This content is from: Local Insights


The Spanish government has recently approved a package of measures introducing important changes in the financial field.

Firstly, it establishes specific regulations for participating loans, defined as those in which the return to lenders is related to the evolution of the borrower's activity, on a basis freely agreed by the parties (ie net profit, business volume, total net worth, etc), with the possibility of a minimum return, specified by a fixed interest rate. The loans are structured as subordinated debt -- that is, the position assumed by the lender in the order of priority of creditors is immediately below that held by ordinary creditors -- and counts as equity, this being the main change.

With respect to the possibility of the borrower effecting an early repayment of the loans, the law allowing the parties to agree on a penalty for this case, it is only permitted if the said repayment is accompanied by an increase in shareholders' net worth for the same amount provided it does not stem from the revaluation of assets. As no minimum maturity has been established for a loan to qualify as a participating loan, it seems that, whatever the period, the loan will count as the borrower's equity, which is somewhat surprising.

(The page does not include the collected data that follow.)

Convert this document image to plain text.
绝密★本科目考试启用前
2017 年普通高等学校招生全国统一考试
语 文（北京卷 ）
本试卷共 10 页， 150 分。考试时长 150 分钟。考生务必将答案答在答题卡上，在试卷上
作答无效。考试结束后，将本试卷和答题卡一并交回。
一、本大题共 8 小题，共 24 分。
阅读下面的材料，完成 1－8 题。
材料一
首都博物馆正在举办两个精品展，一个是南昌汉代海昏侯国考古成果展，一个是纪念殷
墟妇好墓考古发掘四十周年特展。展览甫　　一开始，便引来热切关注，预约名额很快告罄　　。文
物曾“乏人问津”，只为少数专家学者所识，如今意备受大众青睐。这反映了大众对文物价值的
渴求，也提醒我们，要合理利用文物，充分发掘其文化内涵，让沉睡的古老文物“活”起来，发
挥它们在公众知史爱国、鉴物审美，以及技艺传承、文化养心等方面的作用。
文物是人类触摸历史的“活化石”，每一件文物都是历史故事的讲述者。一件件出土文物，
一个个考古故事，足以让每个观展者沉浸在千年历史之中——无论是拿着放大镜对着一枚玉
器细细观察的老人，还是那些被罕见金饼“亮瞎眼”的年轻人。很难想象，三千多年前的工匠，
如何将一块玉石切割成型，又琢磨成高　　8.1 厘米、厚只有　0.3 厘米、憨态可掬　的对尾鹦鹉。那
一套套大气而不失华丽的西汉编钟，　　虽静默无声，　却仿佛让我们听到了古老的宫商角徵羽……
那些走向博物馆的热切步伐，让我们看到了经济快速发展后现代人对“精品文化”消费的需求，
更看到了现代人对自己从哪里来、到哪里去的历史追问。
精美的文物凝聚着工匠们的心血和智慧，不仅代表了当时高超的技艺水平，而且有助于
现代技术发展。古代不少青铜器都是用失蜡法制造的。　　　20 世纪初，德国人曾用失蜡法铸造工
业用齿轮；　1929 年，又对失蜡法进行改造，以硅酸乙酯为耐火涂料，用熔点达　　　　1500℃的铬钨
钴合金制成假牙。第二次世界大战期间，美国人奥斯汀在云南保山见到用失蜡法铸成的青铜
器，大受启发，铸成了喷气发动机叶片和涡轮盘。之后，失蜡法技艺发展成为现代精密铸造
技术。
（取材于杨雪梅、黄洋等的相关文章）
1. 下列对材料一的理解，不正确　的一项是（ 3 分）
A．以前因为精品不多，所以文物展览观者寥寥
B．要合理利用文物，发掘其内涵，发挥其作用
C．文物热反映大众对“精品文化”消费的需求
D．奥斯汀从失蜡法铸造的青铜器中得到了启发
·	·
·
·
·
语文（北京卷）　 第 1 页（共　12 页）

Even though certain rules, mainly applicable to industrial reconversion at the beginning of the 1980s and to financial institutions, already recognized this type of loan, a general regulation that could be applied to companies was missing. This notwithstanding, this type of agreement could be entered into on the basis of the parties' free will, although the principal amount lent did not count as part of the equity, as is now the case.

The new rules also clarify the fiscal treatment of accrued interest, whether fixed or floating, deductible from the borrower's corporate tax.

Secondly, in relation to undertakings for collective investment, the investment of part of their assets -- those not subject to coefficient -- is allowed, for the first time, in unlisted securities. Likewise, with some exceptions, the use of derivatives or other techniques to effect proper risk hedging is allowed. Both measures are pending regulatory clarification, and it is difficult at present to accurately determine their final scope.

This notwithstanding, the intention seems, on the one hand, to make Spanish internal regulations more flexible to offset the comparative advantages enjoyed by some EU countries which were a determining factor in the creation there of UCITs promoted by Spanish institutions. Subsequent regulatory developments should allow UCITs to guarantee their profitability internally, to use currency and interest hedge instruments, to invest in OTC options and futures, and so on.

On the other hand, the freedom to invest in unlisted shares entails the recognition, in our opinion, of an economic reality, and will allow UCITs to input the capital of companies in new technology sectors not listed on the Exchange. This represents, firstly, an improvement in the funding of such companies that will also be beneficial as regards solvency, liquidity and trustworthiness in that they will be able to avail themselves of UCITs' support. Secondly, it means that these institutions' assets will be used for the development of small and medium-sized Spanish companies, which are an essential part of Spain's productive economy.

In short, and unless subsequent regulatory developments are exceedingly restrictive, the above rules represent a major liberalization of funding sources for companies in general, and of the activity of UCITs in particular, which, in our opinion, will redound to the financial market's advantage.